1990 Soviet crewed spaceflight to Mir

Soyuz TM-11 was the eleventh expedition to the Russian space station Mir, using a Soyuz-TM crew transport vessel. The mission notably carried a Japanese television reporter from Tokyo Broadcasting System.

==Crew==

| Position | Launching crew | Landing crew |
|---|---|---|
| Commander | Viktor Afanasyev First spaceflight |  |
| Flight engineer | Musa Manarov Second and last spaceflight |  |
| Research cosmonaut | Toyohiro Akiyama, TBS (reporter) Only spaceflight | Helen Sharman, Project Juno Only spaceflight |

==Mission highlights==

Soyuz TM-11 was the 11th expedition to Mir, which spent 175 days docked to the space station. Coincidentally it was launched on the same day as STS-35. As the mission carried Toyohiro Akiyama, a reporter for the Japanese television network Tokyo Broadcasting System, the spacecraft's launch shroud and its Soyuz booster were painted with the Japanese flag and advertisements for Sony, Unicharm, and Otsuka Pharmaceutical. A camera inside the descent module filmed the cosmonauts during ascent for Akiyama's network.
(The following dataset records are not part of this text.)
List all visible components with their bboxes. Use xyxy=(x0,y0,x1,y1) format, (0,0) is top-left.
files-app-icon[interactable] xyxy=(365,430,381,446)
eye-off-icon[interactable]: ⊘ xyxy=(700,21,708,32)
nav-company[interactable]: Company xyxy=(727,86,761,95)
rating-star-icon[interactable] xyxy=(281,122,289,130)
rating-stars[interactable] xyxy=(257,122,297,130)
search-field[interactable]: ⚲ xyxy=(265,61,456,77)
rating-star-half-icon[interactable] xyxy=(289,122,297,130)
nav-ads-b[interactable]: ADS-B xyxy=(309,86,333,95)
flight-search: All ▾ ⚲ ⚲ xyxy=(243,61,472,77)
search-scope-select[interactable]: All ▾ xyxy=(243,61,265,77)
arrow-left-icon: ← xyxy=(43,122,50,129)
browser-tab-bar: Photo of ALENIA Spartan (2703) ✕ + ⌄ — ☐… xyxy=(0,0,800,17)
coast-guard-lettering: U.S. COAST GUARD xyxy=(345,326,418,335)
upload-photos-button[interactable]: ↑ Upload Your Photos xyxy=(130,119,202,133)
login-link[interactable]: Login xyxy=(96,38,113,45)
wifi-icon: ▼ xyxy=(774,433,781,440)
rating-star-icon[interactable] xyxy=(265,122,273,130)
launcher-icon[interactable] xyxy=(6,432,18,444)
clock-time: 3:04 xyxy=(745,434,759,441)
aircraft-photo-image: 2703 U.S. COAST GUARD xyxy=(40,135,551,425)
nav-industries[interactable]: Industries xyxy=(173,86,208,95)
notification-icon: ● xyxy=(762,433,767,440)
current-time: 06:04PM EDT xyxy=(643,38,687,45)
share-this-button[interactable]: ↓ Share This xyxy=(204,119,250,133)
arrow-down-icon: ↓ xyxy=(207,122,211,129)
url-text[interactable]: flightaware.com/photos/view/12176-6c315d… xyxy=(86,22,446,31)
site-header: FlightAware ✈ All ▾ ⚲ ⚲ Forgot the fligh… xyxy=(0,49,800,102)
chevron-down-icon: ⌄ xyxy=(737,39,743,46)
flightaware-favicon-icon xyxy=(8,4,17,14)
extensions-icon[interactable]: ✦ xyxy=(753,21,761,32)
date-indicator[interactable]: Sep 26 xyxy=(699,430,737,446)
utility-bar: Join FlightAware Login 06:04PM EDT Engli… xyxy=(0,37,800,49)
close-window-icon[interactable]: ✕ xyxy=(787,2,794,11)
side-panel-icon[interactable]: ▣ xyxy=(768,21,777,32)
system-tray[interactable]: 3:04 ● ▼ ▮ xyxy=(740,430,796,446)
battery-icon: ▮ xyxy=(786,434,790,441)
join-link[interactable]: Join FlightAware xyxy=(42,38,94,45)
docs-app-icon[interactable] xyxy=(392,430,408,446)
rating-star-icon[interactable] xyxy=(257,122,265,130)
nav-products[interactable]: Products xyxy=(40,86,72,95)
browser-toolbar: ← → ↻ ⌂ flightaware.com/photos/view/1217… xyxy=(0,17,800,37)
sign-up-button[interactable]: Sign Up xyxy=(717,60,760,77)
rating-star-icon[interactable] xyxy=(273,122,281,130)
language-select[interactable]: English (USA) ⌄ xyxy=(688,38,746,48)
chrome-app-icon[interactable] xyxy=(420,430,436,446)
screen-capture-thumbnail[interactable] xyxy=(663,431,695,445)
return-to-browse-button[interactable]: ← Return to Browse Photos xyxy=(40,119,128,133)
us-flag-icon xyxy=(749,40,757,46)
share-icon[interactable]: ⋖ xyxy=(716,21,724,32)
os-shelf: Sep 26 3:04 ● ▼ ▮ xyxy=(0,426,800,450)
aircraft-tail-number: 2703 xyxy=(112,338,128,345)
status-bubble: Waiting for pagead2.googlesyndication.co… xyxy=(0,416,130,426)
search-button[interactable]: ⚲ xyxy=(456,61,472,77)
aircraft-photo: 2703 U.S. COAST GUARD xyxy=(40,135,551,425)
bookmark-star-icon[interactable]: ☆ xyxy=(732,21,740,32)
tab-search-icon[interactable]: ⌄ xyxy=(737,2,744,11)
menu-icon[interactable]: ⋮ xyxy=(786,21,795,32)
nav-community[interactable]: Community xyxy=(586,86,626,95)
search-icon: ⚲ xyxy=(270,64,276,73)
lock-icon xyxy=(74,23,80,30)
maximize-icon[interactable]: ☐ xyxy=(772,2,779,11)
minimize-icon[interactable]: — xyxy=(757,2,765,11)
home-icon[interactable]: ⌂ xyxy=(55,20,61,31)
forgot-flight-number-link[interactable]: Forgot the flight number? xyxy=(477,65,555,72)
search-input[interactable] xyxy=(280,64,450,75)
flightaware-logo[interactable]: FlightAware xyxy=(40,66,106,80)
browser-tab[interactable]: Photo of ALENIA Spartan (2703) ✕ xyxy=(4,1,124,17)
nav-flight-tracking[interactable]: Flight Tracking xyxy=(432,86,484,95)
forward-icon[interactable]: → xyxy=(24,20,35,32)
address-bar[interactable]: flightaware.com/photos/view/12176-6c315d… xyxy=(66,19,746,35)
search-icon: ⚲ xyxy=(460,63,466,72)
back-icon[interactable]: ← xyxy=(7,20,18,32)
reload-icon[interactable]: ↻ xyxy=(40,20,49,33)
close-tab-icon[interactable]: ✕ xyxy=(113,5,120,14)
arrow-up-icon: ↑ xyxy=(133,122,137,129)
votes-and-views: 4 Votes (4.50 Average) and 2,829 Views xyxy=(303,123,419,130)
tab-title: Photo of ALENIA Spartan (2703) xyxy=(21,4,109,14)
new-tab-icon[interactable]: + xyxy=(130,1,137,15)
Viktor Afanaseyev, Musa Manarov (on his second Mir visit), and Toyohiro Akiyama were welcomed aboard Mir by Soviet cosmonauts. Akiyama's network paid for the flight. The Soviets called this their first commercial spaceflight and claimed to have earned $14 million. The journalist was scheduled to make one 10-min TV broadcast and two 20-min radio broadcasts each day. Electrical power and video and TV system incompatibilities forced the Japanese to make extensive use of converters. His equipment, which weighed about 170 kg, was delivered by Progress-M spacecraft and set up in advance by Manakov and Strekalov. On December 5 Akiyama's couch was transferred to Soyuz-TM 10. On December 8 Manakov and Strekalov commenced loading Soyuz-TM 10's descent module with film and experiment results. TBS broadcast Akiyama's landing live from Kazakhstan.